UTF-8: the web's encoding
UTF-8 is the dominant encoding for the web, used by over 98% of websites.
How UTF-8 works:
• Variable-length: 1-4 bytes per character
• ASCII characters: 1 byte (backward compatible!)
• European characters: 2 bytes
• Asian characters: 3 bytes
• Emoji: 4 bytes
UTF-8 byte patterns:
• 0xxxxxxx: 1-byte (ASCII)
• 110xxxxx 10xxxxxx: 2-byte
• 1110xxxx 10xxxxxx 10xxxxxx: 3-byte
• 11110xxx 10xxxxxx 10xxxxxx 10xxxxxx: 4-byte
Why UTF-8 won:
• Backward compatible with ASCII
• No byte-order issues (no BOM needed)
• Self-synchronizing (easy to find character boundaries)
• Efficient for English text
• Works with existing systems that expect ASCII
Best practice: Always use UTF-8 unless you have a specific reason not to.

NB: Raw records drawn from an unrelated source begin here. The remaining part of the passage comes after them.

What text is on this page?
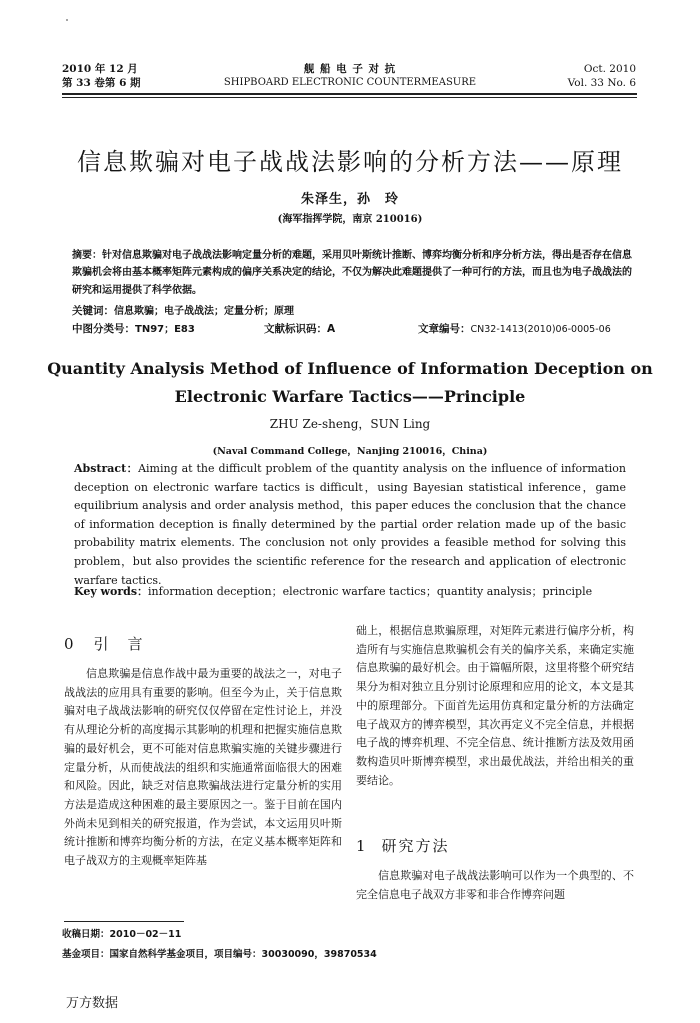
2010 年 12 月
第 33 卷第 6 期
舰 船 电 子 对 抗
SHIPBOARD ELECTRONIC COUNTERMEASURE
Oct. 2010
Vol. 33 No. 6
信息欺骗对电子战战法影响的分析方法——原理
朱泽生，孙　玲
(海军指挥学院，南京 210016)
摘要：针对信息欺骗对电子战战法影响定量分析的难题，采用贝叶斯统计推断、博弈均衡分析和序分析方法，得出是否存在信息欺骗机会将由基本概率矩阵元素构成的偏序关系决定的结论，不仅为解决此难题提供了一种可行的方法，而且也为电子战战法的研究和运用提供了科学依据。
关键词：信息欺骗；电子战战法；定量分析；原理
中图分类号：TN97；E83	文献标识码：A	文章编号：CN32-1413(2010)06-0005-06
Quantity Analysis Method of Influence of Information Deception on
Electronic Warfare Tactics——Principle
ZHU Ze-sheng，SUN Ling
(Naval Command College，Nanjing 210016，China)
Abstract：Aiming at the difficult problem of the quantity analysis on the influence of information deception on electronic warfare tactics is difficult，using Bayesian statistical inference，game equilibrium analysis and order analysis method，this paper educes the conclusion that the chance of information deception is finally determined by the partial order relation made up of the basic probability matrix elements. The conclusion not only provides a feasible method for solving this problem，but also provides the scientific reference for the research and application of electronic warfare tactics.
Key words：information deception；electronic warfare tactics；quantity analysis；principle
0 引　言

信息欺骗是信息作战中最为重要的战法之一，对电子战战法的应用具有重要的影响。但至今为止，关于信息欺骗对电子战战法影响的研究仅仅停留在定性讨论上，并没有从理论分析的高度揭示其影响的机理和把握实施信息欺骗的最好机会，更不可能对信息欺骗实施的关键步骤进行定量分析，从而使战法的组织和实施通常面临很大的困难和风险。因此，缺乏对信息欺骗战法进行定量分析的实用方法是造成这种困难的最主要原因之一。鉴于目前在国内外尚未见到相关的研究报道，作为尝试，本文运用贝叶斯统计推断和博弈均衡分析的方法，在定义基本概率矩阵和电子战双方的主观概率矩阵基

础上，根据信息欺骗原理，对矩阵元素进行偏序分析，构造所有与实施信息欺骗机会有关的偏序关系，来确定实施信息欺骗的最好机会。由于篇幅所限，这里将整个研究结果分为相对独立且分别讨论原理和应用的论文，本文是其中的原理部分。下面首先运用仿真和定量分析的方法确定电子战双方的博弈模型，其次再定义不完全信息，并根据电子战的博弈机理、不完全信息、统计推断方法及效用函数构造贝叶斯博弈模型，求出最优战法，并给出相关的重要结论。

1 研究方法

信息欺骗对电子战战法影响可以作为一个典型的、不完全信息电子战双方非零和非合作博弈问题

收稿日期：2010－02－11
基金项目：国家自然科学基金项目，项目编号：30030090，39870534
万方数据
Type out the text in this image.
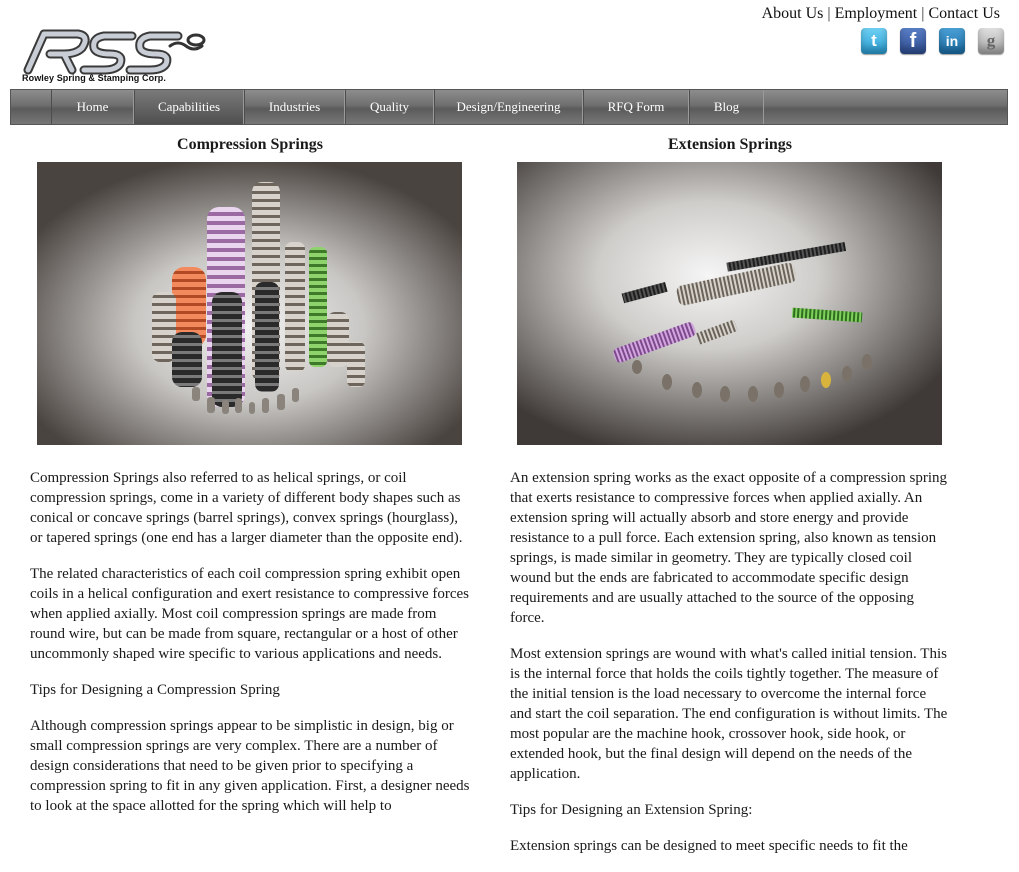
Rowley Spring & Stamping Corp.
About Us | Employment | Contact Us
t	f	in	g
Home	Capabilities	Industries	Quality	Design/Engineering	RFQ Form	Blog
Compression Springs

Compression Springs also referred to as helical springs, or coil compression springs, come in a variety of different body shapes such as conical or concave springs (barrel springs), convex springs (hourglass), or tapered springs (one end has a larger diameter than the opposite end).

The related characteristics of each coil compression spring exhibit open coils in a helical configuration and exert resistance to compressive forces when applied axially. Most coil compression springs are made from round wire, but can be made from square, rectangular or a host of other uncommonly shaped wire specific to various applications and needs.

Tips for Designing a Compression Spring

Although compression springs appear to be simplistic in design, big or small compression springs are very complex. There are a number of design considerations that need to be given prior to specifying a compression spring to fit in any given application. First, a designer needs to look at the space allotted for the spring which will help to

Extension Springs

An extension spring works as the exact opposite of a compression spring that exerts resistance to compressive forces when applied axially. An extension spring will actually absorb and store energy and provide resistance to a pull force. Each extension spring, also known as tension springs, is made similar in geometry. They are typically closed coil wound but the ends are fabricated to accommodate specific design requirements and are usually attached to the source of the opposing force.

Most extension springs are wound with what's called initial tension. This is the internal force that holds the coils tightly together. The measure of the initial tension is the load necessary to overcome the internal force and start the coil separation. The end configuration is without limits. The most popular are the machine hook, crossover hook, side hook, or extended hook, but the final design will depend on the needs of the application.

Tips for Designing an Extension Spring:

Extension springs can be designed to meet specific needs to fit the
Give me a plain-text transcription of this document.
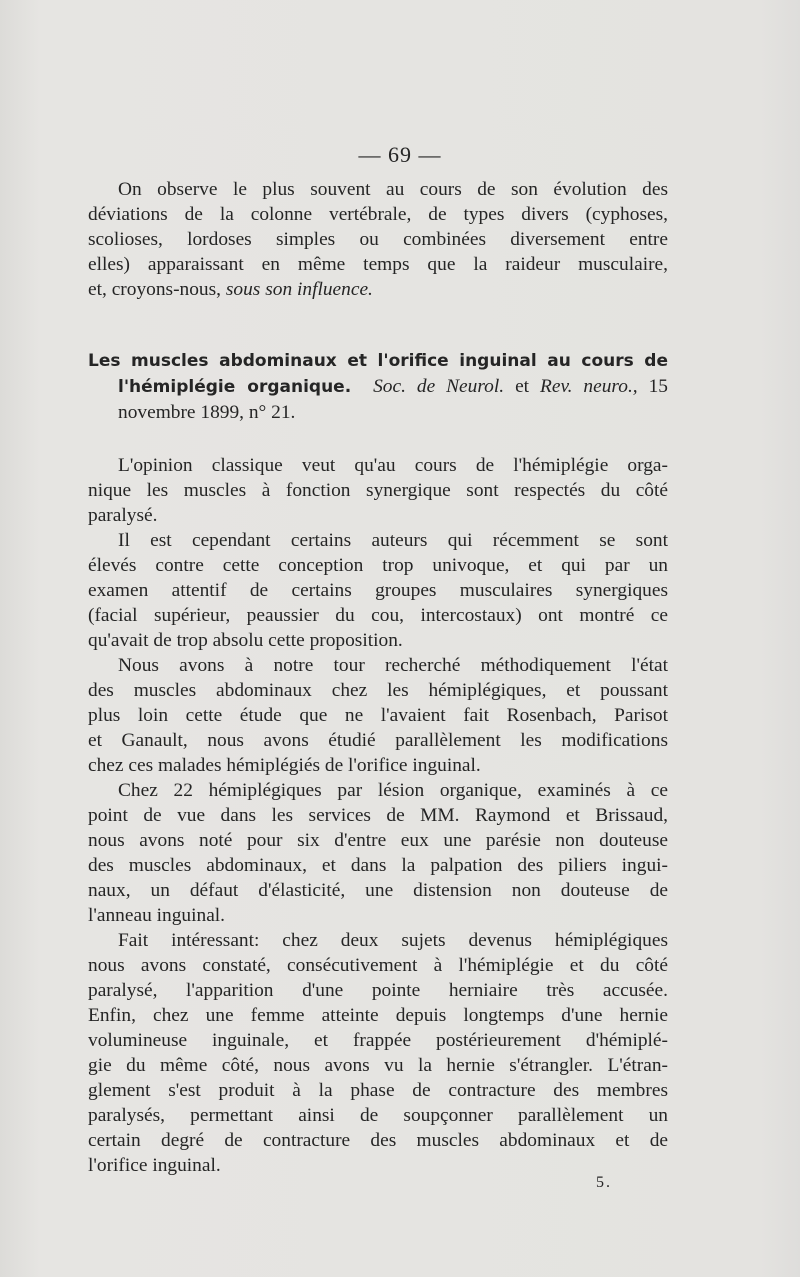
— 69 —
On observe le plus souvent au cours de son évolution des
déviations de la colonne vertébrale, de types divers (cyphoses,
scolioses, lordoses simples ou combinées diversement entre
elles) apparaissant en même temps que la raideur musculaire,
et, croyons-nous, sous son influence.
Les muscles abdominaux et l'orifice inguinal au cours de
l'hémiplégie organique. Soc. de Neurol. et Rev. neuro., 15
novembre 1899, n° 21.
L'opinion classique veut qu'au cours de l'hémiplégie orga-
nique les muscles à fonction synergique sont respectés du côté
paralysé.
Il est cependant certains auteurs qui récemment se sont
élevés contre cette conception trop univoque, et qui par un
examen attentif de certains groupes musculaires synergiques
(facial supérieur, peaussier du cou, intercostaux) ont montré ce
qu'avait de trop absolu cette proposition.
Nous avons à notre tour recherché méthodiquement l'état
des muscles abdominaux chez les hémiplégiques, et poussant
plus loin cette étude que ne l'avaient fait Rosenbach, Parisot
et Ganault, nous avons étudié parallèlement les modifications
chez ces malades hémiplégiés de l'orifice inguinal.
Chez 22 hémiplégiques par lésion organique, examinés à ce
point de vue dans les services de MM. Raymond et Brissaud,
nous avons noté pour six d'entre eux une parésie non douteuse
des muscles abdominaux, et dans la palpation des piliers ingui-
naux, un défaut d'élasticité, une distension non douteuse de
l'anneau inguinal.
Fait intéressant: chez deux sujets devenus hémiplégiques
nous avons constaté, consécutivement à l'hémiplégie et du côté
paralysé, l'apparition d'une pointe herniaire très accusée.
Enfin, chez une femme atteinte depuis longtemps d'une hernie
volumineuse inguinale, et frappée postérieurement d'hémiplé-
gie du même côté, nous avons vu la hernie s'étrangler. L'étran-
glement s'est produit à la phase de contracture des membres
paralysés, permettant ainsi de soupçonner parallèlement un
certain degré de contracture des muscles abdominaux et de
l'orifice inguinal.
5.
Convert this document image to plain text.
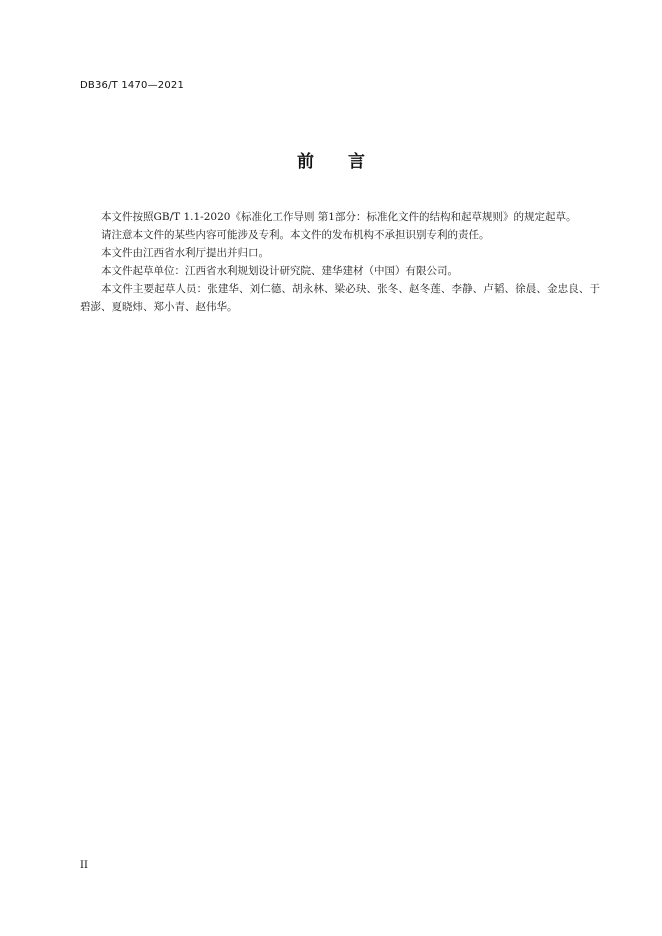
DB36/T 1470—2021
前 言

本文件按照GB/T 1.1-2020《标准化工作导则 第1部分：标准化文件的结构和起草规则》的规定起草。

请注意本文件的某些内容可能涉及专利。本文件的发布机构不承担识别专利的责任。

本文件由江西省水利厅提出并归口。

本文件起草单位：江西省水利规划设计研究院、建华建材（中国）有限公司。

本文件主要起草人员：张建华、刘仁德、胡永林、梁必玦、张冬、赵冬莲、李静、卢韬、徐晨、金忠良、于碧澎、夏晓炜、郑小青、赵伟华。

II
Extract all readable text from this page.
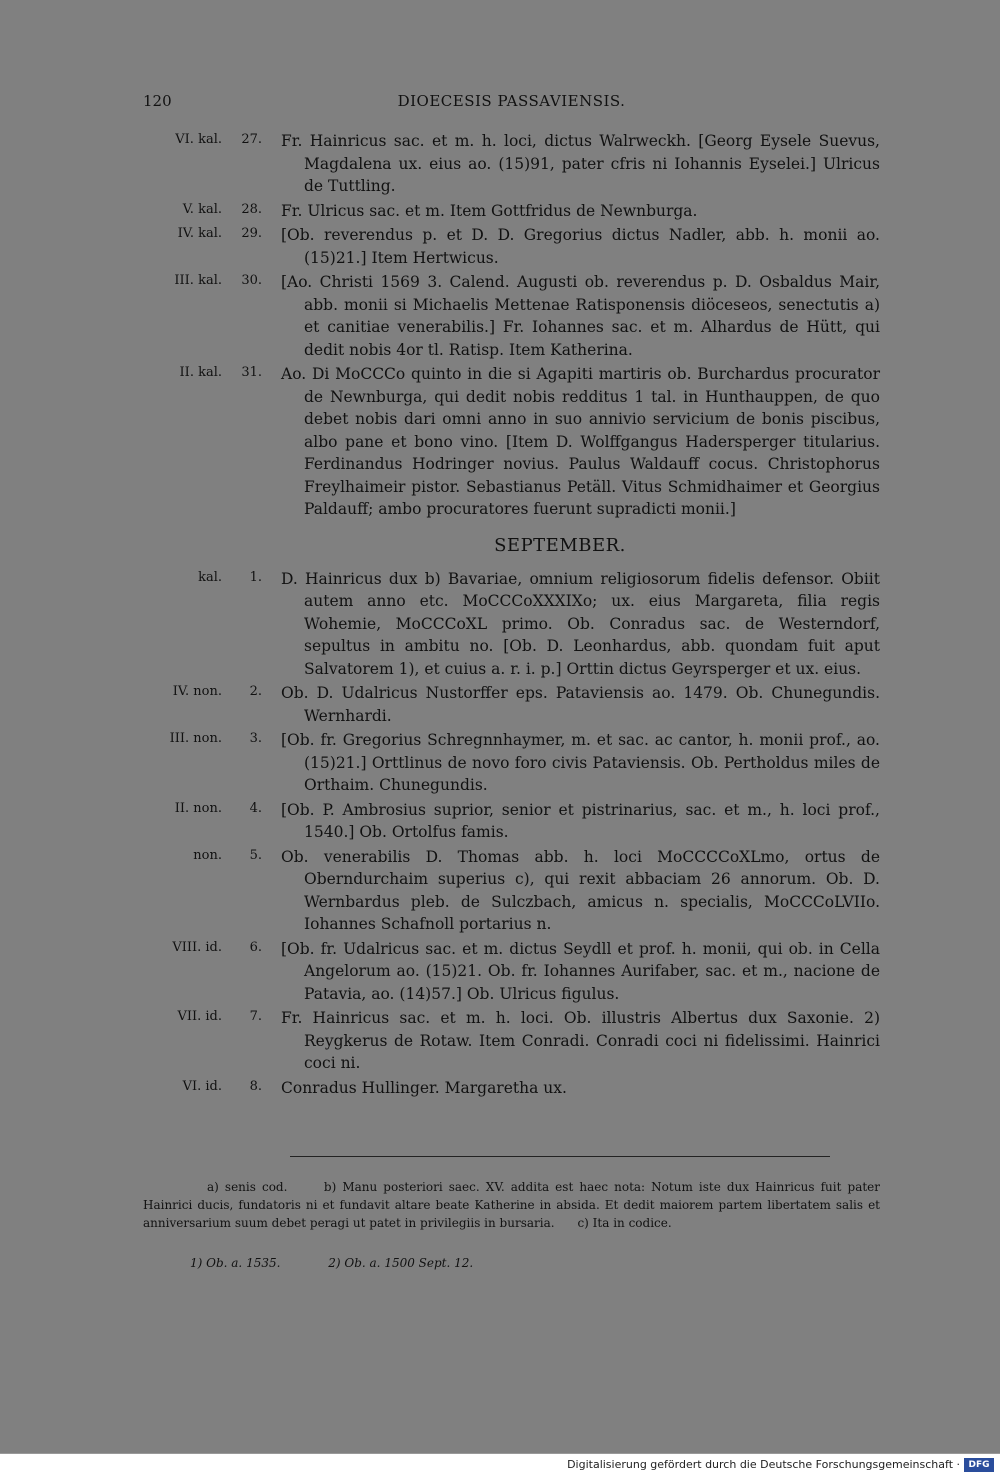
120	DIOECESIS PASSAVIENSIS.
VI. kal.	27. Fr. Hainricus sac. et m. h. loci, dictus Walrweckh. [Georg Eysele Suevus, Magdalena ux. eius ao. (15)91, pater cfris ni Iohannis Eyselei.] Ulricus de Tuttling.
V. kal.	28. Fr. Ulricus sac. et m. Item Gottfridus de Newnburga.
IV. kal.	29. [Ob. reverendus p. et D. D. Gregorius dictus Nadler, abb. h. monii ao. (15)21.] Item Hertwicus.
III. kal.	30. [Ao. Christi 1569 3. Calend. Augusti ob. reverendus p. D. Osbaldus Mair, abb. monii si Michaelis Mettenae Ratisponensis diöceseos, senectutis a) et canitiae venerabilis.] Fr. Iohannes sac. et m. Alhardus de Hütt, qui dedit nobis 4or tl. Ratisp. Item Katherina.
II. kal.	31. Ao. Di MoCCCo quinto in die si Agapiti martiris ob. Burchardus procurator de Newnburga, qui dedit nobis redditus 1 tal. in Hunthauppen, de quo debet nobis dari omni anno in suo annivio servicium de bonis piscibus, albo pane et bono vino. [Item D. Wolffgangus Hadersperger titularius. Ferdinandus Hodringer novius. Paulus Waldauff cocus. Christophorus Freylhaimeir pistor. Sebastianus Petäll. Vitus Schmidhaimer et Georgius Paldauff; ambo procuratores fuerunt supradicti monii.]
SEPTEMBER.
kal.	1. D. Hainricus dux b) Bavariae, omnium religiosorum fidelis defensor. Obiit autem anno etc. MoCCCoXXXIXo; ux. eius Margareta, filia regis Wohemie, MoCCCoXL primo. Ob. Conradus sac. de Westerndorf, sepultus in ambitu no. [Ob. D. Leonhardus, abb. quondam fuit aput Salvatorem 1), et cuius a. r. i. p.] Orttin dictus Geyrsperger et ux. eius.
IV. non.	2. Ob. D. Udalricus Nustorffer eps. Pataviensis ao. 1479. Ob. Chunegundis. Wernhardi.
III. non.	3. [Ob. fr. Gregorius Schregnnhaymer, m. et sac. ac cantor, h. monii prof., ao. (15)21.] Orttlinus de novo foro civis Pataviensis. Ob. Pertholdus miles de Orthaim. Chunegundis.
II. non.	4. [Ob. P. Ambrosius suprior, senior et pistrinarius, sac. et m., h. loci prof., 1540.] Ob. Ortolfus famis.
non.	5. Ob. venerabilis D. Thomas abb. h. loci MoCCCCoXLmo, ortus de Oberndurchaim superius c), qui rexit abbaciam 26 annorum. Ob. D. Wernbardus pleb. de Sulczbach, amicus n. specialis, MoCCCoLVIIo. Iohannes Schafnoll portarius n.
VIII. id.	6. [Ob. fr. Udalricus sac. et m. dictus Seydll et prof. h. monii, qui ob. in Cella Angelorum ao. (15)21. Ob. fr. Iohannes Aurifaber, sac. et m., nacione de Patavia, ao. (14)57.] Ob. Ulricus figulus.
VII. id.	7. Fr. Hainricus sac. et m. h. loci. Ob. illustris Albertus dux Saxonie. 2) Reygkerus de Rotaw. Item Conradi. Conradi coci ni fidelissimi. Hainrici coci ni.
VI. id.	8. Conradus Hullinger. Margaretha ux.
a) senis cod.	b) Manu posteriori saec. XV. addita est haec nota: Notum iste dux Hainricus fuit pater Hainrici ducis, fundatoris ni et fundavit altare beate Katherine in absida. Et dedit maiorem partem libertatem salis et anniversarium suum debet peragi ut patet in privilegiis in bursaria. c) Ita in codice.
1) Ob. a. 1535.	2) Ob. a. 1500 Sept. 12.
Digitalisierung gefördert durch die Deutsche Forschungsgemeinschaft · DFG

Other encodings you'll encounter
UTF-16:
• 2 or 4 bytes per character
• Used internally by JavaScript, Java, Windows
• Has byte-order issues (BOM: U+FEFF)
• Efficient for Asian languages
UTF-32:
• Fixed 4 bytes per character
• Simple but wasteful
• Rarely used in practice
Latin-1 (ISO-8859-1):
• 8-bit encoding, 256 characters
• ASCII + Western European characters
• Common in legacy systems
Windows-1252:
• Microsoft's Latin-1 variant
• Adds smart quotes, euro sign
• Often mislabeled as Latin-1
Shift-JIS, EUC, GB2312:
• Legacy Asian encodings
• Still found in older systems
• Being replaced by UTF-8
Common encoding problems and solutions
Problem: Mojibake (garbled text)
Example: 'café' becomes 'café'
Cause: UTF-8 interpreted as Latin-1
Solution: Ensure consistent encoding declaration
Problem: Question marks or boxes
Example: '中文' becomes '??'
Cause: Characters not in the encoding
Solution: Use Unicode/UTF-8
Problem: BOM issues
Example: Invisible character at file start
Cause: UTF-8 with BOM in systems expecting ASCII
Solution: Use UTF-8 without BOM
Best practices:
• Declare encoding explicitly (charset=utf-8)
• Use UTF-8 everywhere
• Validate input encoding
• Test with non-ASCII characters
• Store in databases with utf8mb4 (for full emoji support)
Danger zones:
• Copy-pasting from Word (smart quotes)
• Old email systems
• Legacy database migrations
• File paths with special characters
Conclusion
Character encoding is the bridge between human-readable text and computer-storable bytes. While ASCII served its purpose for English text, Unicode and UTF-8 are essential for our multilingual, emoji-filled modern world. The key takeaway: use UTF-8 everywhere, declare your encoding explicitly, and test with international characters. Use our text encoding tool to explore how different characters are represented in various encodings and debug encoding issues in your data.
Frequently Asked Questions
Unicode is a standard that assigns numbers (code points) to characters. UTF-8 is an encoding that specifies how to store those numbers as bytes. Unicode tells us 'A' is 65; UTF-8 tells us to store 65 as a single byte 0x41.